Not much to talk about here. The other two instances of this get modified in the exact same way. So how much does it help?

Change: Gather using SSE instructions and transpose

Total cull time min 25th med 75th max mean sdev
Initial 3.148 3.208 3.243 3.305 4.321 3.271 0.100
SSE Gather 2.934 3.078 3.110 3.156 3.992 3.133 0.103
Render depth min 25th med 75th max mean sdev
Initial 2.206 2.220 2.228 2.242 2.364 2.234 0.022
SSE Gather 2.099 2.119 2.137 2.156 2.242 2.141 0.028
Depth test min 25th med 75th max mean sdev
Initial 0.813 0.830 0.839 0.847 0.886 0.839 0.013
SSE Gather 0.773 0.793 0.802 0.809 0.843 0.801 0.012

So we’re another 0.13ms down, about 0.04ms of which we gain in the depth testing pass and the remaining 0.09ms in the rendering pass. And a re-run with VTune confirms that the blocked loads are indeed gone:

Store forwarding fixed

Vertex transformation

Last time, we modified the vertex transform code in the depth test rasterizer to get rid of the z-clamping and simplify the clipping logic. We also changed the logic to make better use of the regular structure of our input vertices. We don’t have any special structure we can use to make vertex transforms on regular meshes faster, but we definitely can (and should) improve the projection and near-clip logic, turning this:

mpXformedPos[i] = TransformCoords(&mpVertices[i].position,
float oneOverW = 1.0f/max(mpXformedPos[i].m128_f32[3], 0.0000001f);
mpXformedPos[i] = _mm_mul_ps(mpXformedPos[i],
mpXformedPos[i].m128_f32[3] = oneOverW;

into this:

__m128 xform = TransformCoords(&mpVertices[i].position,
__m128 vertZ = _mm_shuffle_ps(xform, xform, 0xaa);
__m128 vertW = _mm_shuffle_ps(xform, xform, 0xff);
__m128 projected = _mm_div_ps(xform, vertW);

// set to all-0 if near-clipped
__m128 mNoNearClip = _mm_cmple_ps(vertZ, vertW);
mpXformedPos[i] = _mm_and_ps(projected, mNoNearClip);

Here, near-clipped vertices are set to the (invalid) x=y=z=w=0, and the binner code can just check for w==0 to test whether a vertex is near-clipped instead of having to use the original w tests (which again had a hardcoded near plane value).

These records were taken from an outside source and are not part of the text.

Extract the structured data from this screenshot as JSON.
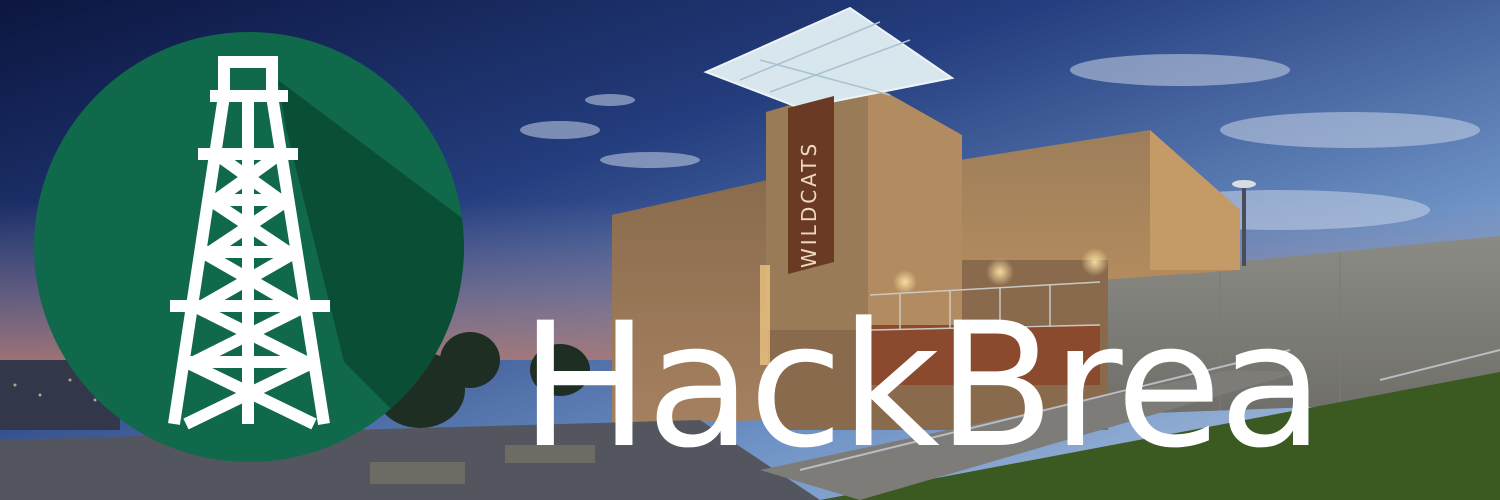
{
  "banner": {
    "headline": "HackBrea",
    "building_sign": "WILDCATS",
    "logo_icon": "oil-derrick-icon",
    "colors": {
      "logo_green": "#10694a",
      "logo_shadow": "#0b4a33",
      "sky_top": "#0d1a4a",
      "sky_bottom": "#8fb0d4",
      "wall": "#a2825c",
      "sign_panel": "#6b3a24",
      "lawn": "#3a5a22",
      "headline_text": "#ffffff"
    }
  }
}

This change doesn’t have any significant impact on the running time, but it does get rid of the hardcoded near plane location for good, so I thought it was worth mentioning.

Again with the memory ordering

And if we profile again, we notice there’s at least one more surprise waiting for us in the binning code:

Binning Machine Clears

Machine clears? We’ve seen them before, way back in “Cores don’t like to share“. And yes, they’re again for memory ordering reasons. What did we do wrong this time? It turns out that the problematic code has been in there since the beginning, and ran just fine for quite a while, but ever since the scheduling optimizations we did in “The care and feeding of worker threads“, we now have binning jobs running tightly packed enough to run into memory ordering issues. So what’s the problem? Here’s the code:

// Add triangle to the tiles or bins that the bounding box covers
int row, col;
for(row = startY; row <= endY; row++)
    int offset1 = YOFFSET1_MT * row;
    int offset2 = YOFFSET2_MT * row;
    for(col = startX; col <= endX; col++)
        int idx1 = offset1 + (XOFFSET1_MT * col) + taskId;
        int idx2 = offset2 + (XOFFSET2_MT * col) +
            (taskId * MAX_TRIS_IN_BIN_MT) + pNumTrisInBin[idx1];
        pBin[idx2] = index + i;
        pBinModel[idx2] = modelId;
        pBinMesh[idx2] = meshId;
        pNumTrisInBin[idx1] += 1;

The problem turns out to be the array pNumTrisInBin. Even though it’s accessed as 1D, it is effectively a 3D array like this:


The TILE_ROWS and TILE_COLS parts should be obvious. The BINNER_TASKS needs some explanation though: as you hopefully remember, we try to divide the work between binning tasks so that each of them gets roughly the same amount of triangles. Now, before we start binning triangles, we don’t know which tiles they will go into – after all, that’s what the binner is there to find out.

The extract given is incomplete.